Leadership per la complessità, non per le età
In questo scenario, la leadership è chiamata a un’evoluzione profonda. Non si tratta di “capire la Gen Z” o di adottare uno stile più accomodante. Serve una leadership capace di: reggere la tensione tra autonomia e responsabilità
tenere insieme flessibilità e risultati
creare spazi di dialogo senza rinunciare alla decisione Le organizzazioni intergenerazionali hanno bisogno di leader che sappiano progettare cornici, non solo controllare comportamenti; che sappiano dare senso, non solo allineare.
Oltre la Generazione Z: una scelta strategica
Superare il focus esclusivo sulla Generazione Z non significa ignorarne le istanze, ma collocarle in una visione più ampia.

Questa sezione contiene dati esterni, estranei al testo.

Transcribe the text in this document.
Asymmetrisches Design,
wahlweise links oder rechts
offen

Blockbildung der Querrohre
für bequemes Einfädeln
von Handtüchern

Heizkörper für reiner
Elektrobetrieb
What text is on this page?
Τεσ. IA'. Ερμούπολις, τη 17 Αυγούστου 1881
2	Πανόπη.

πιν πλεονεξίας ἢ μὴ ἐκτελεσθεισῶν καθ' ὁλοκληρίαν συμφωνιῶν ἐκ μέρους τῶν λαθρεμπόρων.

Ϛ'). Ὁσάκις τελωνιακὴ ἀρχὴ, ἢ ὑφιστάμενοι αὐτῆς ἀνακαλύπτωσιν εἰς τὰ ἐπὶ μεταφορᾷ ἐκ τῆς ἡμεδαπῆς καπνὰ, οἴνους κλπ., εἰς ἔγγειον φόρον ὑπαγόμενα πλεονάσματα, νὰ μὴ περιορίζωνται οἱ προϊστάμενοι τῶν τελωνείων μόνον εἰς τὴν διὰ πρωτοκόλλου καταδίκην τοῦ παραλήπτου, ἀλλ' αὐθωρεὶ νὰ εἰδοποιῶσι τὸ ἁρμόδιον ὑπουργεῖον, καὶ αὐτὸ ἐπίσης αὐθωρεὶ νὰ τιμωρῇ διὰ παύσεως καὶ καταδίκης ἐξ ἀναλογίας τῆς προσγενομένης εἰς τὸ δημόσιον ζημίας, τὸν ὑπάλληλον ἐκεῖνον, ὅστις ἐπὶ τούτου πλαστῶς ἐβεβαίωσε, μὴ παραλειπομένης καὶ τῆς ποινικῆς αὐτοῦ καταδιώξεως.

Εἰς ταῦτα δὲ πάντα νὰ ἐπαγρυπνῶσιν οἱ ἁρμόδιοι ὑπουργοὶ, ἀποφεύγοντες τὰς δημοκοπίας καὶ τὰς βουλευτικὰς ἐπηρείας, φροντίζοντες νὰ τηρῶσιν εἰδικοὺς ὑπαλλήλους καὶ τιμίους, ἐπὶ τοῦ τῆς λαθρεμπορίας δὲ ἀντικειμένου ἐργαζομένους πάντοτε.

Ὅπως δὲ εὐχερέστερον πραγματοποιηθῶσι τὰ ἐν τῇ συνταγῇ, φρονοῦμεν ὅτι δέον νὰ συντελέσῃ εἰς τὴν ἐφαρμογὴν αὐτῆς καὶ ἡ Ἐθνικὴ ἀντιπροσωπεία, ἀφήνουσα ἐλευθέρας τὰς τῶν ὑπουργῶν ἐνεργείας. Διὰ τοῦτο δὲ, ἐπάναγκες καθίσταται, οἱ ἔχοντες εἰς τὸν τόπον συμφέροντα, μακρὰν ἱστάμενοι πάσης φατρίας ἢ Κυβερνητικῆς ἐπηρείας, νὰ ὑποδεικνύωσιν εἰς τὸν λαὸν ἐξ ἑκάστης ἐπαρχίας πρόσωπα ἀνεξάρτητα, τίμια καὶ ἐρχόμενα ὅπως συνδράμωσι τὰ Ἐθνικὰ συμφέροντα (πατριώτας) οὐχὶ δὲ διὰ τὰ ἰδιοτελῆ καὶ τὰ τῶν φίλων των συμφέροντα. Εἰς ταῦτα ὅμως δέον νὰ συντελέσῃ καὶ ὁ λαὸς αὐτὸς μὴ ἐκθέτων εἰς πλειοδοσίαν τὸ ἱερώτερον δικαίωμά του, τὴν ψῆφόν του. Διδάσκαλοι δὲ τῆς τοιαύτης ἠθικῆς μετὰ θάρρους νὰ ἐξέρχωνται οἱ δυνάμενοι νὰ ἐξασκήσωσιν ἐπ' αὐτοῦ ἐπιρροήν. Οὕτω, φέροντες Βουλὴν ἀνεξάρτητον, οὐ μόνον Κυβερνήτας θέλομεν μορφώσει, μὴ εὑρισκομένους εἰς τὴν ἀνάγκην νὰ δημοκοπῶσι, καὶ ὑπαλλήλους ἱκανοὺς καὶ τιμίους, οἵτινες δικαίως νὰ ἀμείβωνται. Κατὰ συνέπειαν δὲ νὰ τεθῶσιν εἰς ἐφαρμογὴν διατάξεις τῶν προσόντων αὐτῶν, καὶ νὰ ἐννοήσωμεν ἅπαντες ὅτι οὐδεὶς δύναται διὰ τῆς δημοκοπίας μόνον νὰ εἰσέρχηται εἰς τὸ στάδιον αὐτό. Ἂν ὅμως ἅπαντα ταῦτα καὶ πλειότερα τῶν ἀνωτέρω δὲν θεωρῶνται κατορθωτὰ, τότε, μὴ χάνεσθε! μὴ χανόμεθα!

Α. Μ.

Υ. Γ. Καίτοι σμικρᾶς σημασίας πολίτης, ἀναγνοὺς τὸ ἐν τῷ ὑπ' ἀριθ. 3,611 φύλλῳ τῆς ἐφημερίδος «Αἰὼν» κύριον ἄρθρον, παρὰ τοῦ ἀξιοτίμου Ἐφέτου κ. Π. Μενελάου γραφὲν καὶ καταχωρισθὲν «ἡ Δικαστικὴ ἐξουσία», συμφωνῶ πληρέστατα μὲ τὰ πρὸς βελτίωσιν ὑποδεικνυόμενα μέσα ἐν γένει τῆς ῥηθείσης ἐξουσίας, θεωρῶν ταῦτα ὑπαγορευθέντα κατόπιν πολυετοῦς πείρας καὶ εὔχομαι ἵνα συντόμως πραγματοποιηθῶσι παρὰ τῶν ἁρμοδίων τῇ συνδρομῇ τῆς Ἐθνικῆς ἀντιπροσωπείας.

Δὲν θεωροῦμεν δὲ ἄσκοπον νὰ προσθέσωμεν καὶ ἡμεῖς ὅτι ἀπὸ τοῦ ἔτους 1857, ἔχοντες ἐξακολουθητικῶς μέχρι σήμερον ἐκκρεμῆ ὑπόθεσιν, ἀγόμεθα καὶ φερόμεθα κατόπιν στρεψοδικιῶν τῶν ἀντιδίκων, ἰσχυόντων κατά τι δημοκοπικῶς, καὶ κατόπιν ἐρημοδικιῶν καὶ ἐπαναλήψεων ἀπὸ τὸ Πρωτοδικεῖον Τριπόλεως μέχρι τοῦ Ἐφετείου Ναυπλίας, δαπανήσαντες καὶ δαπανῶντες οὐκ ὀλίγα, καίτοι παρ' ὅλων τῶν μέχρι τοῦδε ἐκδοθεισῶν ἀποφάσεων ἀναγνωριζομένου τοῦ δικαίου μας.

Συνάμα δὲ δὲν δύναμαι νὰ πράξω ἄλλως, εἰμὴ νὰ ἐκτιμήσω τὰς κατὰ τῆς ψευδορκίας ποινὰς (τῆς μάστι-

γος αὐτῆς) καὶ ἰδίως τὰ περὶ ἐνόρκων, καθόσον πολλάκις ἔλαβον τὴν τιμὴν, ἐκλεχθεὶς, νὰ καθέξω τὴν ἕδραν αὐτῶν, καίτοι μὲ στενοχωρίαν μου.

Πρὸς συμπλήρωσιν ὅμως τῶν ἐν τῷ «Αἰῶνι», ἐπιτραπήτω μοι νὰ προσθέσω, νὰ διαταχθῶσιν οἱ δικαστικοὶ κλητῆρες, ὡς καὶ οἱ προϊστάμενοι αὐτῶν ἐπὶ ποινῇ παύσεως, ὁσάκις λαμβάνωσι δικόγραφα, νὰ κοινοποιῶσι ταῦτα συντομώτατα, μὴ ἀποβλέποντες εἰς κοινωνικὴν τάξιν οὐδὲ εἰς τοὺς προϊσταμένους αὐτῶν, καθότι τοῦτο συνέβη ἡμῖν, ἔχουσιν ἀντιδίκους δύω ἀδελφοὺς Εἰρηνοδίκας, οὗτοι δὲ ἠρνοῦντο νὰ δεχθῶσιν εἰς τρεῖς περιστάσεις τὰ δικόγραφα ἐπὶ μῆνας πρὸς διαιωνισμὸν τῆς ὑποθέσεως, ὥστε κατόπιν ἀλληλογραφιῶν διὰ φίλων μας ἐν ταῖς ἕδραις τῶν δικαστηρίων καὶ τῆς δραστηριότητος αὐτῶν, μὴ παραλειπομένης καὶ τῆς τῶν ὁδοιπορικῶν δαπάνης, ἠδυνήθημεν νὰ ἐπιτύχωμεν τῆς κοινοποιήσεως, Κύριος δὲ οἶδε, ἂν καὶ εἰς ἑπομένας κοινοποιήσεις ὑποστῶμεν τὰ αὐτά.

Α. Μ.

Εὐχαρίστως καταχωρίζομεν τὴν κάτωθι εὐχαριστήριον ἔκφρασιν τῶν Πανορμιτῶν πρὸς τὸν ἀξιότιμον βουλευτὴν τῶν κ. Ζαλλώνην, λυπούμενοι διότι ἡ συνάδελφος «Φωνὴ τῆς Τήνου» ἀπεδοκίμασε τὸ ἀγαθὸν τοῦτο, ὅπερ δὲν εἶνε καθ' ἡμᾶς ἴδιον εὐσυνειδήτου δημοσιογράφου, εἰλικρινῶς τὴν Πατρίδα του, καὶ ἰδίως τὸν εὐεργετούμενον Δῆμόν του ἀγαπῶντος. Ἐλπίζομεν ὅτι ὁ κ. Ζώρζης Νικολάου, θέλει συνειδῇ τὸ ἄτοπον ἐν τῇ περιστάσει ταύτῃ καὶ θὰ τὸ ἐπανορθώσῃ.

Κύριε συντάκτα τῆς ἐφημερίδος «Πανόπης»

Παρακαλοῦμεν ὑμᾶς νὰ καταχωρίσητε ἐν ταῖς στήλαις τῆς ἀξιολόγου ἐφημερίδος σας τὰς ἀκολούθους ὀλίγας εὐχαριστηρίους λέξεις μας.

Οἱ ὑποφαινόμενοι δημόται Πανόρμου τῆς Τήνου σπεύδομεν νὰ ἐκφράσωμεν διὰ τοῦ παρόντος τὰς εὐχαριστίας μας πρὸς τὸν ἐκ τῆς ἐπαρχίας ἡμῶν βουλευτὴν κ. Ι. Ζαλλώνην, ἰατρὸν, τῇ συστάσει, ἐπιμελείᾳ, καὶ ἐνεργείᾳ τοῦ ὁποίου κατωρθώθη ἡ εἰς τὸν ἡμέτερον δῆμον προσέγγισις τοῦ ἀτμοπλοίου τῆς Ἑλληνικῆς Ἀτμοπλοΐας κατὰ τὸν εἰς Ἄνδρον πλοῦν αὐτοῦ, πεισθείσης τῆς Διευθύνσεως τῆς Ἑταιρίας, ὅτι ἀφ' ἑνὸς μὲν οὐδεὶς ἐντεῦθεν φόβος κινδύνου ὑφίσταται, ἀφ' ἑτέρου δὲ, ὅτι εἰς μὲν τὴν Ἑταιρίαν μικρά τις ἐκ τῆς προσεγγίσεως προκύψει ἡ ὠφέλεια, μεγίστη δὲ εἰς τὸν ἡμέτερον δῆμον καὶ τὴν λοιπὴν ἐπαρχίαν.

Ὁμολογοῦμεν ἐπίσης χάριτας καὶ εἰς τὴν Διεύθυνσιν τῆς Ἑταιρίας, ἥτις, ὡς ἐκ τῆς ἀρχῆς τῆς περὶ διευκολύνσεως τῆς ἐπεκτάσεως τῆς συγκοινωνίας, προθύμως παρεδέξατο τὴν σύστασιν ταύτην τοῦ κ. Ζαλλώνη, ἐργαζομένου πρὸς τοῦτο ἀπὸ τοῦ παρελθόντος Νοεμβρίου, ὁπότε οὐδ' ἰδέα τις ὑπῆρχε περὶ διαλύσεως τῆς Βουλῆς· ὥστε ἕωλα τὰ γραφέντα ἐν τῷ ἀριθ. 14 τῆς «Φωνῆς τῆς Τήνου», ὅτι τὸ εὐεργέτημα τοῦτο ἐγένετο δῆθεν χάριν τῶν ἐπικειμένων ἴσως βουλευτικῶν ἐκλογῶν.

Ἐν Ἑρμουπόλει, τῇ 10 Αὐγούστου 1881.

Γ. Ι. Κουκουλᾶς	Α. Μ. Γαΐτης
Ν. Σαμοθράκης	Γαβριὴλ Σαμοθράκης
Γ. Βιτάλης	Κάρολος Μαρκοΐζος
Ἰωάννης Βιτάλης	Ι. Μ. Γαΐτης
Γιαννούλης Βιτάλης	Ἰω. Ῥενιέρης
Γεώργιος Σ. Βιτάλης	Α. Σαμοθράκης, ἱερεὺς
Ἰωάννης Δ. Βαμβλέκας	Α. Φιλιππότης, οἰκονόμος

Le aziende che funzionano per la Gen Z sono spesso quelle che funzionano meglio per tutti: più chiare, più coerenti, più sostenibili. La vera sfida non è trattenere una generazione, ma costruire organizzazioni capaci di evolvere nel tempo, integrando esperienze, competenze e visioni diverse. Oltre la Generazione Z c’è una scelta strategica: continuare ad adattare le persone a sistemi obsoleti oppure ripensare i sistemi per accogliere la complessità umana. È da questa scelta che passa il futuro del lavoro. In Consea accompagniamo le organizzazioni nel progettare modelli di leadership e collaborazione capaci di valorizzare il contributo di tutte le generazioni.
Perché il futuro del lavoro non si costruisce contrapponendo le differenze, ma integrandole in modo consapevole e strategico.
Ritratto del leader nel 2023: sei dimensioni della leadership efficace.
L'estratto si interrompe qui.